Located opposite one of Georgia's most famous and pristine squares, Savannah (Monterey Square in the city's historic center), the historic Mercer Williams home extends to Jim Williams, restored in the 1860s. Go back.
This Italian resurrection is the premature death of three people: Tommy Downs, 11 years old, who fell off the roof in 1969, Williams, who shot and killed Danny Hansford in 1981, and Williams himself died in the same. It was the scene of. A room as Hansford less than a year after he was acquitted of Hansford's death in his fourth trial. If the story sounds familiar, it's probably because you know it from the best-selling midnight in the garden of good and evil. Like the rest of the city, the house is said to have been built directly on a tomb without a grave marker. Crime rumors and the resulting ghost stories are widespread to this day.
The whole picture of Mercer Williams's house is featured in the episode of House Beautiful's Haunted House Podcast Dark House. Listen here.

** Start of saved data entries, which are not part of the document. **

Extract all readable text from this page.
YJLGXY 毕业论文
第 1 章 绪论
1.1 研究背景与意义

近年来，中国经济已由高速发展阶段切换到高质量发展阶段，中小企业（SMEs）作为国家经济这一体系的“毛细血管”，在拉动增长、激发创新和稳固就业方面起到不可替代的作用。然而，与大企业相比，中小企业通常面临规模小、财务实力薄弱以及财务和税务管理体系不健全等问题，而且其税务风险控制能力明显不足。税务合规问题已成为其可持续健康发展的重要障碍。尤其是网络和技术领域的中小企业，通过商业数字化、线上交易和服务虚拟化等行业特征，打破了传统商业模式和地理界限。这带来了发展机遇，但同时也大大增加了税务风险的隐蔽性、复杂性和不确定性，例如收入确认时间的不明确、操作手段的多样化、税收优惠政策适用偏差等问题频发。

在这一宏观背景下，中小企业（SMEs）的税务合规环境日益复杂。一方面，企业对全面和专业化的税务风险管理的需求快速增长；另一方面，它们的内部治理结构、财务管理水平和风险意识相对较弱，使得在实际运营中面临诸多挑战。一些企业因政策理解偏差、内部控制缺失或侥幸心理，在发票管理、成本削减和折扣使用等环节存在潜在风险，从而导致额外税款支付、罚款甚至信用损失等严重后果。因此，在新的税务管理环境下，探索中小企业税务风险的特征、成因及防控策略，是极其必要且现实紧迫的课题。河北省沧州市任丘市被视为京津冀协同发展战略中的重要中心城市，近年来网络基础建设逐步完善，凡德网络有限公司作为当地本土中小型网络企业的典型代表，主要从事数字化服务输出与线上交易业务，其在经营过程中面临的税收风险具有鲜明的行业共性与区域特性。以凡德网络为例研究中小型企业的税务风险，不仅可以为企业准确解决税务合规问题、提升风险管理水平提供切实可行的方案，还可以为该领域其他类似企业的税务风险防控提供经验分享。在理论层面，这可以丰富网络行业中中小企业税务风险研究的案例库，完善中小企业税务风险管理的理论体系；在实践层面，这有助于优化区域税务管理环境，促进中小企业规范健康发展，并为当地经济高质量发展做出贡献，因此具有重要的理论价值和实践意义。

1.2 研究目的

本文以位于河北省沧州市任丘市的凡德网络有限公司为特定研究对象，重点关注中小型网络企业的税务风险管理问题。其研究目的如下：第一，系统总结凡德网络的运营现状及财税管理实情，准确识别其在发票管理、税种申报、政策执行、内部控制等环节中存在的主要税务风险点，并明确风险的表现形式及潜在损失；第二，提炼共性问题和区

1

Known as the Gray Gardens, East Hampton's Grand Estate has a fascinating history and many ups and downs. The four-acre site where the house is currently located is located in the George Beach district of East Hampton, one of the most expensive areas in the world, and was wealthy in 1895 before the house was built in the early 1900s. Purchased by a couple.
By 1913, it was sold to the president of a coal company and his wife Anna Gilman Hill, importing ornate concrete walls from Spain to surround the garden. The house was named Gray Garden because of the color of the dunes, the walls of the cement garden, and the fog of the sea. Then, in 1923, the house was sold to Edith Bouvier Beale (the aunt of Jackie Onassis Kennedy and Lee Radziwill's parents) and her family.
After a series of misfortunes and financial losses, the house was devastated and attacked by cats and raccoons (and perhaps something not from this kingdom?). This is because Big Eddie Beer and her daughter Little Eddie Beer couldn't afford it. Maintain your own mansion. The story of a woman (and Star Power!) Was made famous by Albert and David Maysles in a 1975 documentary.
Big Eddie retains her property until her death in 1977, her spirit remains in Gray Gardens, and she is said to be watching over the house. Among the followers is Sally Quinn, the best-known writer and journalist in her column at The Washington Post, where she bought Little Eddie's house in 1979 and vowed to be haunted.